Un roi peu « communicant »

Le fait que le roi soit très réservé en public amplifie ses difficultés à gouverner et renforce les incompréhensions entre le roi et les parlements. En effet, à des parlementaires qui aiment les discussions, il répond de façon très laconique : « Je veux être obéi », « Je réfléchirai à vos propositions ». La dernière réponse indigne souvent les magistrats qui pensent qu'en fait il demandera à ses ministres d'examiner la situation. Tout cela crée chez les parlementaires et au-delà l'idée que le roi ne s'occupe pas des affaires sérieuses du pays[268].

D'une façon générale, le roi ne sait guère faire valoir ses succès, il est bien trop réservé en public, de sorte que le public ne va bientôt connaître de lui que ce que disent des libelles qui colportent « ragots calomnieux, contes salaces » en les présentant « comme des nouvelles sûres ou comme les mémoires authentiques de personnages importants »[269]. Ces écrits ont d'autant plus d'influence que personne ne les dément. En effet, depuis l'expulsion des jésuites, les dévots ne le soutiennent plus guère et ne cherchent donc pas à contredire ces écrits[269].

De roi « bien-aimé » à « mal-aimé »

Dessin par Edmé Bouchardon pour la statue du Roi sur la Place Louis XV.

Durant une grande partie de son règne, Louis XV est considéré comme un héros national. Selon Kenneth N. Jassie et Jeffrey Merrick, à cette époque dans les chansons et les poèmes le roi était décrit comme le maître, le chrétien. Ses erreurs étaient attribuées à sa jeunesse et à ses conseillers[270]. La statue équestre d’Edmé Bouchardon fut originellement conçue pour célébrer le rôle du monarque dans la guerre victorieuse de la succession d’Autriche. Elle représentait le roi en faiseur de paix. Elle ne fut dévoilée qu’en après sa défaite dans la guerre de Sept Ans. L’œuvre de Bouchardon achevée par Jean-Baptiste Pigalle est alors utilisée par la couronne pour restaurer la confiance dans la monarchie[271]. Son piédestal est soutenu par les statues des quatre Vertus. Peu de temps après l'inauguration, on trouve sur le piédestal un distique, tracé d'une main inconnue, qui témoigne de l’impopularité du roi : « Grotesque monument / Infâme piédestal / Les vertus sont à pied / Le vice est à cheval. » Autre version : « Ah ! la belle statue, ah ! le beau piédestal, / Les vertus sont à pied et le vice à cheval[272]. »

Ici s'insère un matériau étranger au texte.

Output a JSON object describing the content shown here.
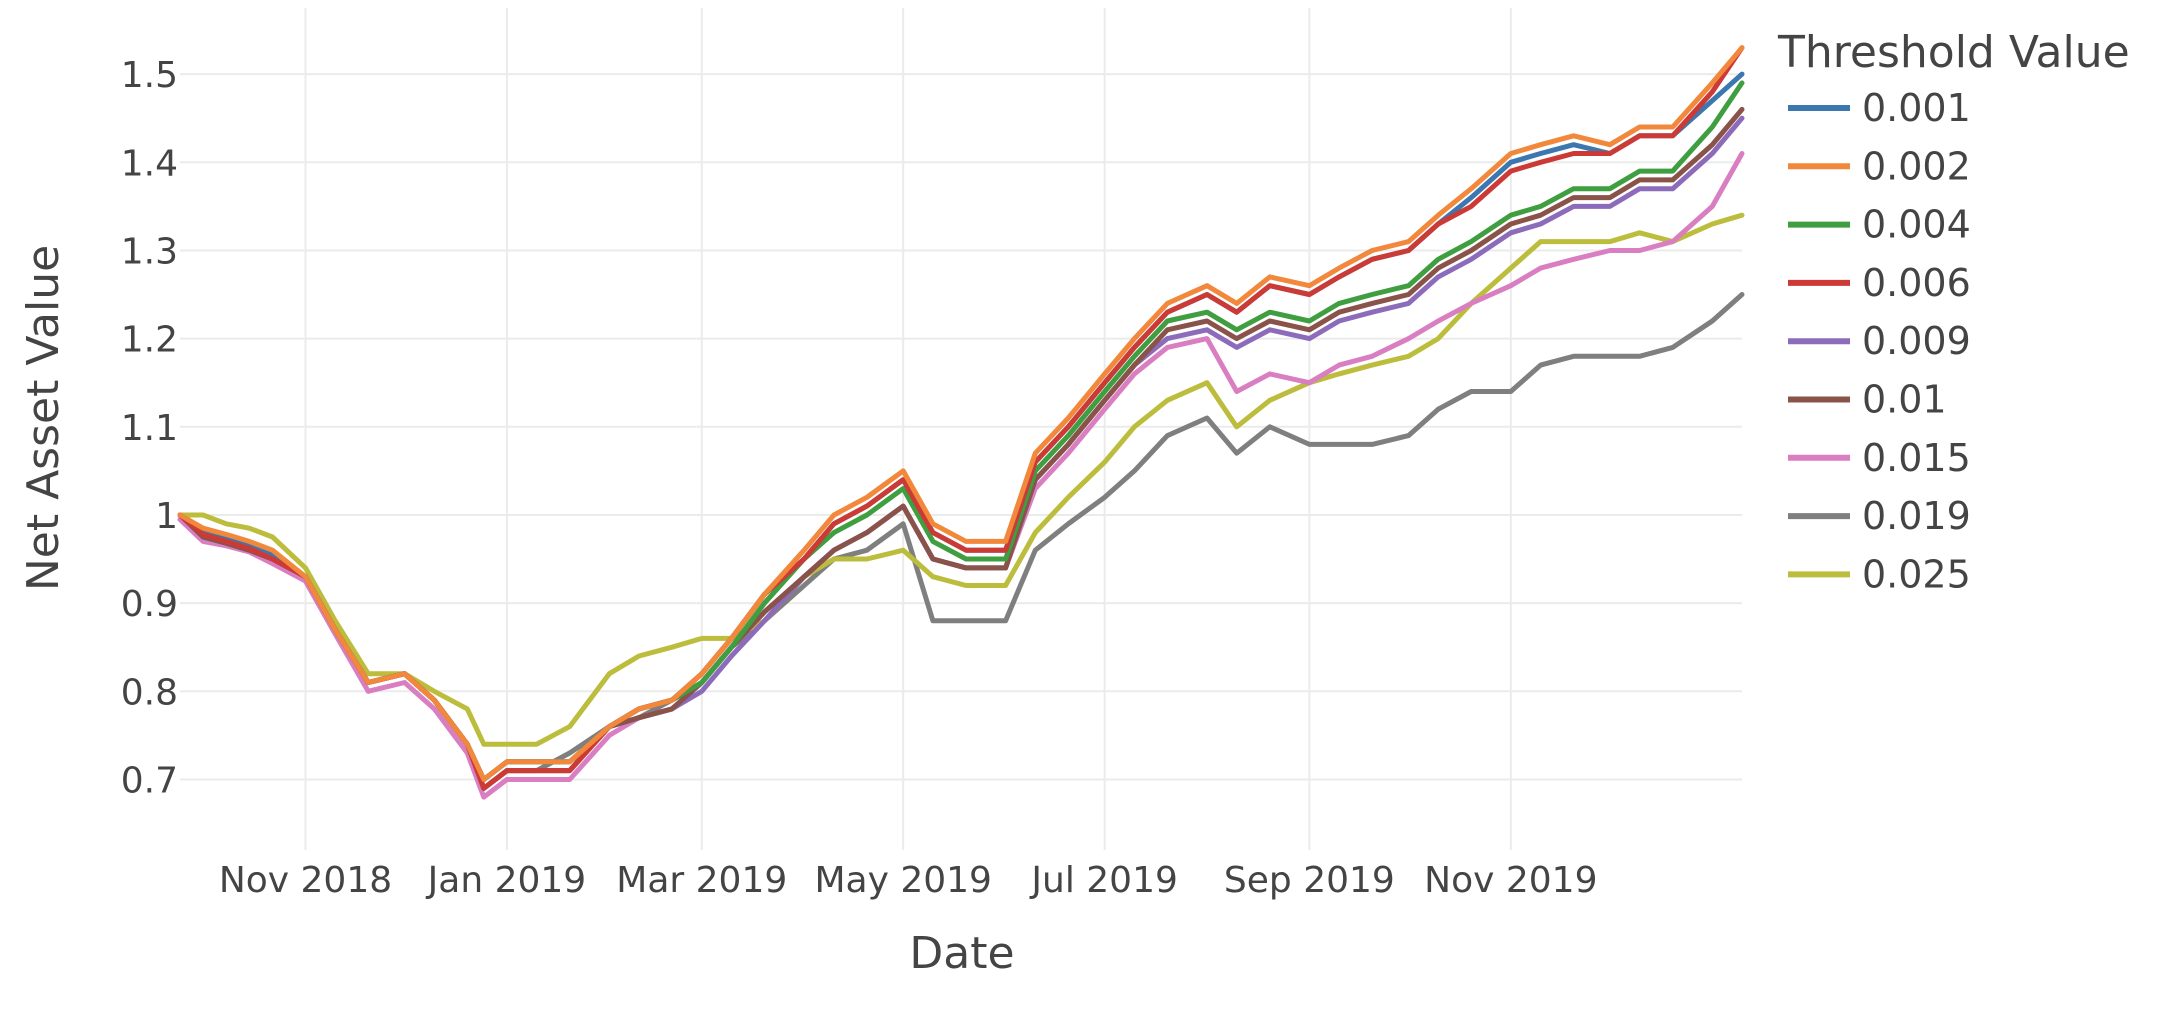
{
  "chart_data": {
    "type": "line",
    "xlabel": "Date",
    "ylabel": "Net Asset Value",
    "legend_title": "Threshold Value",
    "legend_position": "right",
    "grid": true,
    "xlim": [
      "2018-09-24",
      "2020-01-10"
    ],
    "ylim": [
      0.62,
      1.575
    ],
    "x_ticks": [
      {
        "date": "2018-11-01",
        "label": "Nov 2018"
      },
      {
        "date": "2019-01-01",
        "label": "Jan 2019"
      },
      {
        "date": "2019-03-01",
        "label": "Mar 2019"
      },
      {
        "date": "2019-05-01",
        "label": "May 2019"
      },
      {
        "date": "2019-07-01",
        "label": "Jul 2019"
      },
      {
        "date": "2019-09-01",
        "label": "Sep 2019"
      },
      {
        "date": "2019-11-01",
        "label": "Nov 2019"
      }
    ],
    "y_ticks": [
      {
        "value": 0.7,
        "label": "0.7"
      },
      {
        "value": 0.8,
        "label": "0.8"
      },
      {
        "value": 0.9,
        "label": "0.9"
      },
      {
        "value": 1.0,
        "label": "1"
      },
      {
        "value": 1.1,
        "label": "1.1"
      },
      {
        "value": 1.2,
        "label": "1.2"
      },
      {
        "value": 1.3,
        "label": "1.3"
      },
      {
        "value": 1.4,
        "label": "1.4"
      },
      {
        "value": 1.5,
        "label": "1.5"
      }
    ],
    "x": [
      "2018-09-24",
      "2018-10-01",
      "2018-10-08",
      "2018-10-15",
      "2018-10-22",
      "2018-11-01",
      "2018-11-10",
      "2018-11-20",
      "2018-12-01",
      "2018-12-10",
      "2018-12-20",
      "2018-12-25",
      "2019-01-01",
      "2019-01-10",
      "2019-01-20",
      "2019-02-01",
      "2019-02-10",
      "2019-02-20",
      "2019-03-01",
      "2019-03-10",
      "2019-03-20",
      "2019-04-01",
      "2019-04-10",
      "2019-04-20",
      "2019-05-01",
      "2019-05-10",
      "2019-05-20",
      "2019-06-01",
      "2019-06-10",
      "2019-06-20",
      "2019-07-01",
      "2019-07-10",
      "2019-07-20",
      "2019-08-01",
      "2019-08-10",
      "2019-08-20",
      "2019-09-01",
      "2019-09-10",
      "2019-09-20",
      "2019-10-01",
      "2019-10-10",
      "2019-10-20",
      "2019-11-01",
      "2019-11-10",
      "2019-11-20",
      "2019-12-01",
      "2019-12-10",
      "2019-12-20",
      "2020-01-01",
      "2020-01-10"
    ],
    "series": [
      {
        "name": "0.001",
        "color": "#3d77b0",
        "values": [
          1.0,
          0.98,
          0.975,
          0.968,
          0.955,
          0.93,
          0.87,
          0.81,
          0.82,
          0.79,
          0.74,
          0.7,
          0.72,
          0.72,
          0.72,
          0.76,
          0.78,
          0.79,
          0.82,
          0.86,
          0.91,
          0.95,
          0.99,
          1.01,
          1.04,
          0.98,
          0.96,
          0.96,
          1.06,
          1.1,
          1.15,
          1.19,
          1.23,
          1.25,
          1.23,
          1.26,
          1.25,
          1.27,
          1.29,
          1.3,
          1.33,
          1.36,
          1.4,
          1.41,
          1.42,
          1.41,
          1.43,
          1.43,
          1.47,
          1.5
        ]
      },
      {
        "name": "0.002",
        "color": "#f2883b",
        "values": [
          1.0,
          0.985,
          0.978,
          0.97,
          0.96,
          0.93,
          0.87,
          0.81,
          0.82,
          0.79,
          0.74,
          0.7,
          0.72,
          0.72,
          0.72,
          0.76,
          0.78,
          0.79,
          0.82,
          0.86,
          0.91,
          0.96,
          1.0,
          1.02,
          1.05,
          0.99,
          0.97,
          0.97,
          1.07,
          1.11,
          1.16,
          1.2,
          1.24,
          1.26,
          1.24,
          1.27,
          1.26,
          1.28,
          1.3,
          1.31,
          1.34,
          1.37,
          1.41,
          1.42,
          1.43,
          1.42,
          1.44,
          1.44,
          1.49,
          1.53
        ]
      },
      {
        "name": "0.004",
        "color": "#3f9e3f",
        "values": [
          1.0,
          0.98,
          0.972,
          0.965,
          0.952,
          0.93,
          0.87,
          0.81,
          0.82,
          0.79,
          0.74,
          0.7,
          0.72,
          0.72,
          0.72,
          0.76,
          0.78,
          0.79,
          0.81,
          0.85,
          0.9,
          0.95,
          0.98,
          1.0,
          1.03,
          0.97,
          0.95,
          0.95,
          1.05,
          1.09,
          1.14,
          1.18,
          1.22,
          1.23,
          1.21,
          1.23,
          1.22,
          1.24,
          1.25,
          1.26,
          1.29,
          1.31,
          1.34,
          1.35,
          1.37,
          1.37,
          1.39,
          1.39,
          1.44,
          1.49
        ]
      },
      {
        "name": "0.006",
        "color": "#cc3a36",
        "values": [
          1.0,
          0.978,
          0.97,
          0.962,
          0.95,
          0.93,
          0.87,
          0.81,
          0.82,
          0.79,
          0.74,
          0.69,
          0.71,
          0.71,
          0.71,
          0.76,
          0.78,
          0.79,
          0.82,
          0.86,
          0.91,
          0.95,
          0.99,
          1.01,
          1.04,
          0.98,
          0.96,
          0.96,
          1.06,
          1.1,
          1.15,
          1.19,
          1.23,
          1.25,
          1.23,
          1.26,
          1.25,
          1.27,
          1.29,
          1.3,
          1.33,
          1.35,
          1.39,
          1.4,
          1.41,
          1.41,
          1.43,
          1.43,
          1.48,
          1.53
        ]
      },
      {
        "name": "0.009",
        "color": "#8c6bbb",
        "values": [
          1.0,
          0.975,
          0.968,
          0.96,
          0.95,
          0.93,
          0.87,
          0.81,
          0.82,
          0.79,
          0.74,
          0.69,
          0.71,
          0.71,
          0.71,
          0.76,
          0.77,
          0.78,
          0.8,
          0.84,
          0.88,
          0.93,
          0.96,
          0.98,
          1.01,
          0.95,
          0.94,
          0.94,
          1.04,
          1.08,
          1.13,
          1.17,
          1.2,
          1.21,
          1.19,
          1.21,
          1.2,
          1.22,
          1.23,
          1.24,
          1.27,
          1.29,
          1.32,
          1.33,
          1.35,
          1.35,
          1.37,
          1.37,
          1.41,
          1.45
        ]
      },
      {
        "name": "0.01",
        "color": "#8a5349",
        "values": [
          1.0,
          0.975,
          0.968,
          0.96,
          0.95,
          0.93,
          0.87,
          0.81,
          0.82,
          0.79,
          0.74,
          0.69,
          0.71,
          0.71,
          0.71,
          0.76,
          0.77,
          0.78,
          0.81,
          0.85,
          0.89,
          0.93,
          0.96,
          0.98,
          1.01,
          0.95,
          0.94,
          0.94,
          1.04,
          1.08,
          1.13,
          1.17,
          1.21,
          1.22,
          1.2,
          1.22,
          1.21,
          1.23,
          1.24,
          1.25,
          1.28,
          1.3,
          1.33,
          1.34,
          1.36,
          1.36,
          1.38,
          1.38,
          1.42,
          1.46
        ]
      },
      {
        "name": "0.015",
        "color": "#da7ec2",
        "values": [
          0.995,
          0.97,
          0.965,
          0.958,
          0.945,
          0.925,
          0.865,
          0.8,
          0.81,
          0.78,
          0.73,
          0.68,
          0.7,
          0.7,
          0.7,
          0.75,
          0.77,
          0.78,
          0.81,
          0.85,
          0.89,
          0.93,
          0.96,
          0.98,
          1.01,
          0.95,
          0.94,
          0.94,
          1.03,
          1.07,
          1.12,
          1.16,
          1.19,
          1.2,
          1.14,
          1.16,
          1.15,
          1.17,
          1.18,
          1.2,
          1.22,
          1.24,
          1.26,
          1.28,
          1.29,
          1.3,
          1.3,
          1.31,
          1.35,
          1.41
        ]
      },
      {
        "name": "0.019",
        "color": "#7f7f7f",
        "values": [
          1.0,
          0.98,
          0.975,
          0.968,
          0.955,
          0.93,
          0.87,
          0.81,
          0.82,
          0.79,
          0.74,
          0.69,
          0.71,
          0.71,
          0.73,
          0.76,
          0.77,
          0.79,
          0.81,
          0.85,
          0.88,
          0.92,
          0.95,
          0.96,
          0.99,
          0.88,
          0.88,
          0.88,
          0.96,
          0.99,
          1.02,
          1.05,
          1.09,
          1.11,
          1.07,
          1.1,
          1.08,
          1.08,
          1.08,
          1.09,
          1.12,
          1.14,
          1.14,
          1.17,
          1.18,
          1.18,
          1.18,
          1.19,
          1.22,
          1.25
        ]
      },
      {
        "name": "0.025",
        "color": "#bcbd3d",
        "values": [
          1.0,
          1.0,
          0.99,
          0.985,
          0.975,
          0.94,
          0.88,
          0.82,
          0.82,
          0.8,
          0.78,
          0.74,
          0.74,
          0.74,
          0.76,
          0.82,
          0.84,
          0.85,
          0.86,
          0.86,
          0.88,
          0.93,
          0.95,
          0.95,
          0.96,
          0.93,
          0.92,
          0.92,
          0.98,
          1.02,
          1.06,
          1.1,
          1.13,
          1.15,
          1.1,
          1.13,
          1.15,
          1.16,
          1.17,
          1.18,
          1.2,
          1.24,
          1.28,
          1.31,
          1.31,
          1.31,
          1.32,
          1.31,
          1.33,
          1.34
        ]
      }
    ]
  }
}
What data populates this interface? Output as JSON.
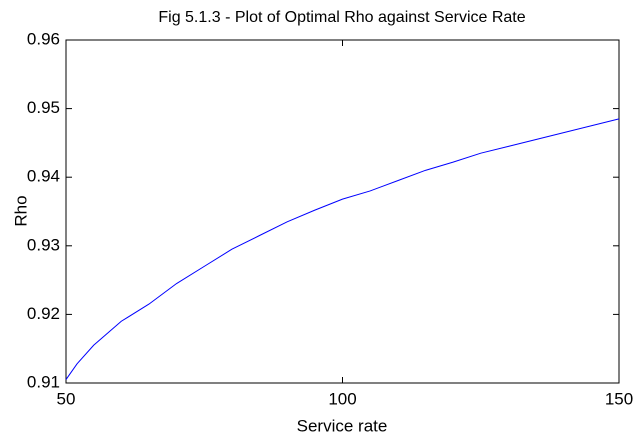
{
  "chart_data": {
    "type": "line",
    "title": "Fig 5.1.3 - Plot of Optimal Rho against Service Rate",
    "x_label": "Service rate",
    "y_label": "Rho",
    "x": [
      50,
      52,
      55,
      60,
      65,
      70,
      75,
      80,
      85,
      90,
      95,
      100,
      105,
      110,
      115,
      120,
      125,
      130,
      135,
      140,
      145,
      150
    ],
    "series": [
      {
        "name": "Rho",
        "color": "#0000ff",
        "values": [
          0.9105,
          0.9128,
          0.9155,
          0.919,
          0.9215,
          0.9245,
          0.927,
          0.9295,
          0.9315,
          0.9335,
          0.9352,
          0.9368,
          0.938,
          0.9395,
          0.941,
          0.9422,
          0.9435,
          0.9445,
          0.9455,
          0.9465,
          0.9475,
          0.9485
        ]
      }
    ],
    "xlim": [
      50,
      150
    ],
    "xticks": [
      50,
      100,
      150
    ],
    "ylim": [
      0.91,
      0.96
    ],
    "yticks": [
      0.91,
      0.92,
      0.93,
      0.94,
      0.95,
      0.96
    ]
  }
}
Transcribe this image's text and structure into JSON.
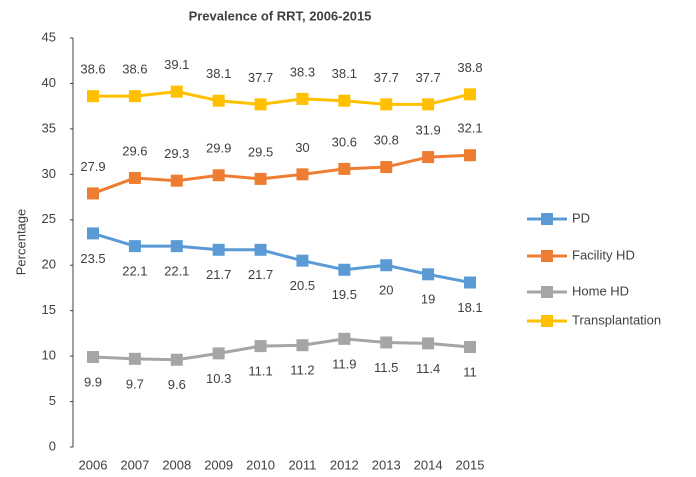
{
  "chart_data": {
    "type": "line",
    "title": "Prevalence of RRT, 2006-2015",
    "y_label": "Percentage",
    "categories": [
      "2006",
      "2007",
      "2008",
      "2009",
      "2010",
      "2011",
      "2012",
      "2013",
      "2014",
      "2015"
    ],
    "series": [
      {
        "name": "PD",
        "color": "#5b9bd5",
        "values": [
          23.5,
          22.1,
          22.1,
          21.7,
          21.7,
          20.5,
          19.5,
          20,
          19,
          18.1
        ],
        "label_position": "below"
      },
      {
        "name": "Facility HD",
        "color": "#ed7d31",
        "values": [
          27.9,
          29.6,
          29.3,
          29.9,
          29.5,
          30,
          30.6,
          30.8,
          31.9,
          32.1
        ],
        "label_position": "above"
      },
      {
        "name": "Home HD",
        "color": "#a5a5a5",
        "values": [
          9.9,
          9.7,
          9.6,
          10.3,
          11.1,
          11.2,
          11.9,
          11.5,
          11.4,
          11
        ],
        "label_position": "below"
      },
      {
        "name": "Transplantation",
        "color": "#ffc000",
        "values": [
          38.6,
          38.6,
          39.1,
          38.1,
          37.7,
          38.3,
          38.1,
          37.7,
          37.7,
          38.8
        ],
        "label_position": "above"
      }
    ],
    "ylim": [
      0,
      45
    ],
    "yticks": [
      0,
      5,
      10,
      15,
      20,
      25,
      30,
      35,
      40,
      45
    ],
    "grid": false,
    "legend": "right"
  }
}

C’est qu’à cette époque Louis XV devient le « mal-aimé » notamment à cause de ses choix dans sa vie privée (ses nombreuses maîtresses). Pour Emmanuel Le Roy Ladurie, de l’École des Annales, si le roi est bel homme, intelligent et athlétique, son refus d’aller à la messe et de satisfaire à ses obligations religieuses contribue à désacraliser la monarchie[273]. Selon Jassie and Merrick, peu à peu la confiance dans le roi s’est érodée, et le peuple blâme et ridiculise sa débauche. Il est perçu comme celui qui ignore les famines et les crises, et laisse à son successeur un fond de mécontentement populaire[270].

Louis XV et les arts

Selon Michel Antoine[274], le règne de Louis XV constitue un des apogées de l'architecture française et « l'âge d'or des arts décoratifs ». De par ses commandes propres et par celles des nobles et des financiers, il a contribué à soutenir l'activité des ébénistes, des peintres, des sculpteurs, des céramistes et d'autres spécialistes de la décoration et des arts. Le développement de ces secteurs d'activité a aussi été stimulé par ses dons à des monarques étrangers qui ont beaucoup contribué à l'influence artistique française[275].

Un roi qui aime les arts

Si le roi aime la peinture décorative, c'est toutefois surtout l'architecture qui le passionne[276]. Il aime particulièrement travailler avec l'architecte Ange-Jacques Gabriel. Parler d’architecture est d'ailleurs selon Michel Antoine[277] « une manière adroite de lui faire la cour ». Le roi est doté d'un goût sûr et a le « souci de la justesse des couleurs, de l'harmonie des tons et des formes, du raffinement »[278]. Il aime le beau et l'élégant, ce que les artistes et artisans qui travaillent pour lui savent.

Son goût de l'harmonie que l'on trouve dans le classicisme du règne de Louis XIV, dont il se sent l'héritier, tout comme son envie de suivre l'influence de la mode artistique de son temps le conduisent à suivre la magnificence de l'art baroque, alors dominant, tout en refusant ses outrances et surcharges auxquelles il préfère harmonie et mesure[279].

Fontaines et places

Dans les dernières années de son règne, Louis XV fait construire de nouvelles places au centre de certaines villes, telles la place Louis XV (maintenant place de la Concorde) à Paris, avec son harmonieuse rangée de nouveaux immeubles dessinés par Ange-Jacques Gabriel[280] ou encore des places aux centres de Rennes et Bordeaux[281]. Il fait aussi construire une fontaine monumentale à Paris, la fontaine des Quatre-Saisons avec une statuaire de Edmé Bouchardon.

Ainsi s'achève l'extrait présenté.